### PROBLEM LINK:

**Author:** Chandan Boruah

**Tester:** Chandan Boruah

**Editorialist:** Chandan Boruah

### DIFFICULTY:

EASY

### PREREQUISITES:

Maths

### PROBLEM:

You need to print sum of all the numbers that are divisible by 10 and are less than and equal to given number N.

### QUICK EXPLANATION:

Divide N by 10, then use formula (x*(x+1)*10)/2 to find the sum.

### EXPLANATION:

```
#include<iostream>
using namespace std;
int main()
{
int t;
cin>>t;
while(t--)
{
long long n,sum=0;
cin>>n;
long long x=n/10;
sum=x*(x+1)*5;
cout<<sum<<endl;
}
}
```

c# code:

```
using System;
using System.Collections.Generic;
class some
{
public static void Main()
{
int n=Int32.Parse(Console.ReadLine());
for(int t=0;t<n;t++)
{
long nn=Int32.Parse(Console.ReadLine());
if(nn<10)Console.WriteLine(0);
else
{
nn/=10;
Console.WriteLine(nn*(nn+1)*5);
}
}
}
}
```

lets say you have to print sum of numbers less than equal to number 20, divide 20 by 10 gives you 2.
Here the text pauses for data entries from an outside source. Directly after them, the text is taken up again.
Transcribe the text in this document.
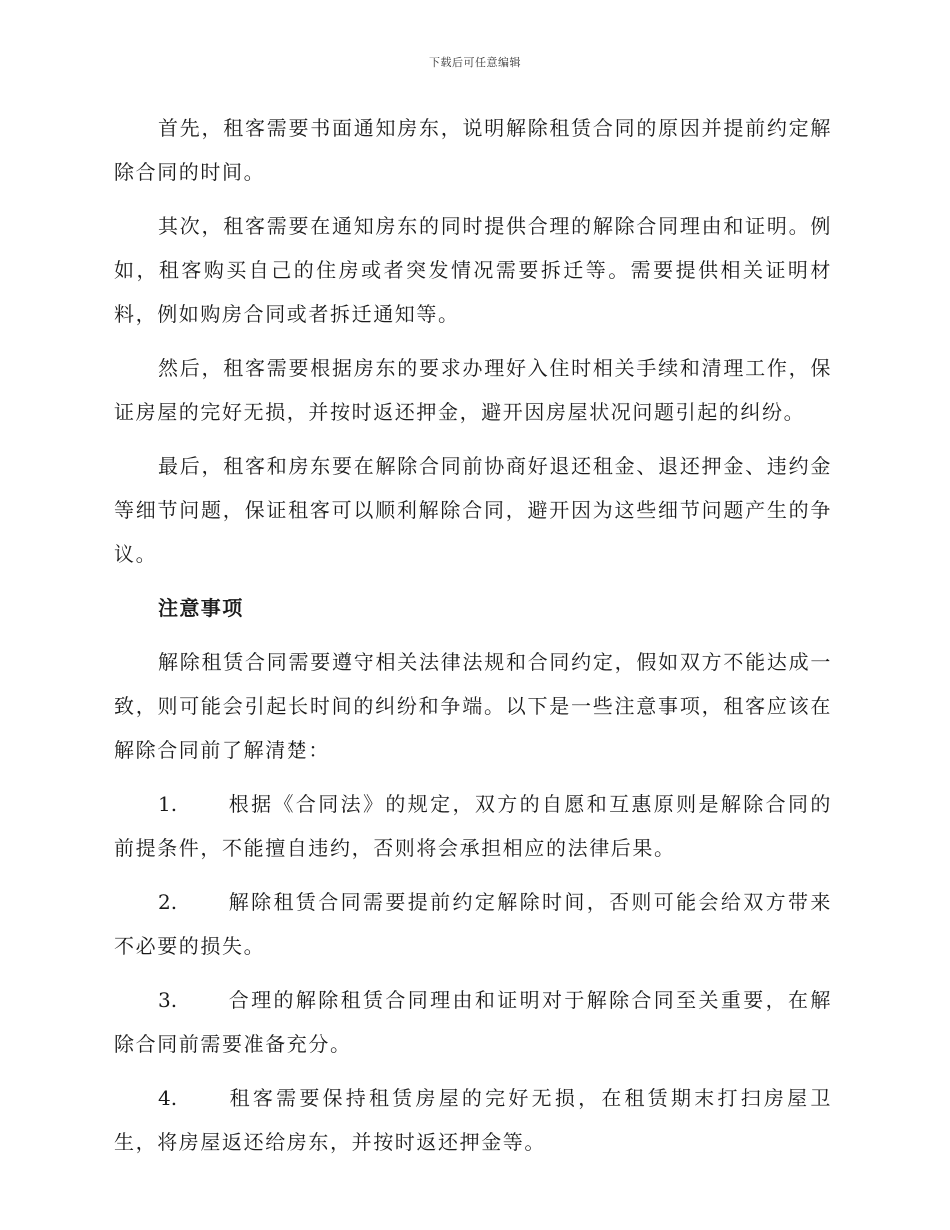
下载后可任意编辑

首先，租客需要书面通知房东，说明解除租赁合同的原因并提前约定解除合同的时间。

其次，租客需要在通知房东的同时提供合理的解除合同理由和证明。例如，租客购买自己的住房或者突发情况需要拆迁等。需要提供相关证明材料，例如购房合同或者拆迁通知等。

然后，租客需要根据房东的要求办理好入住时相关手续和清理工作，保证房屋的完好无损，并按时返还押金，避开因房屋状况问题引起的纠纷。

最后，租客和房东要在解除合同前协商好退还租金、退还押金、违约金等细节问题，保证租客可以顺利解除合同，避开因为这些细节问题产生的争议。

注意事项

解除租赁合同需要遵守相关法律法规和合同约定，假如双方不能达成一致，则可能会引起长时间的纠纷和争端。以下是一些注意事项，租客应该在解除合同前了解清楚：

1.	根据《合同法》的规定，双方的自愿和互惠原则是解除合同的前提条件，不能擅自违约，否则将会承担相应的法律后果。

2.	解除租赁合同需要提前约定解除时间，否则可能会给双方带来不必要的损失。

3.	合理的解除租赁合同理由和证明对于解除合同至关重要，在解除合同前需要准备充分。

4.	租客需要保持租赁房屋的完好无损，在租赁期末打扫房屋卫生，将房屋返还给房东，并按时返还押金等。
This is a pattern. Everytime you divide it by 10 you get count of numbers less than or equal to N that are divisible by 10. Now, x*(x+1)/2 is the sum of first x positive integers. Since, there are 2 such numbers and we have 10+20=30, we divided by 10 so we have 1+2=3. We multiply that result by 10 to get 30. This, solution comes naturally to mind, because our psychology is to think step by step.

### AUTHOR’S AND TESTER’S SOLUTIONS:

Author’s solution can be found above (c# code).

Tester’s solution can be found above (c# code).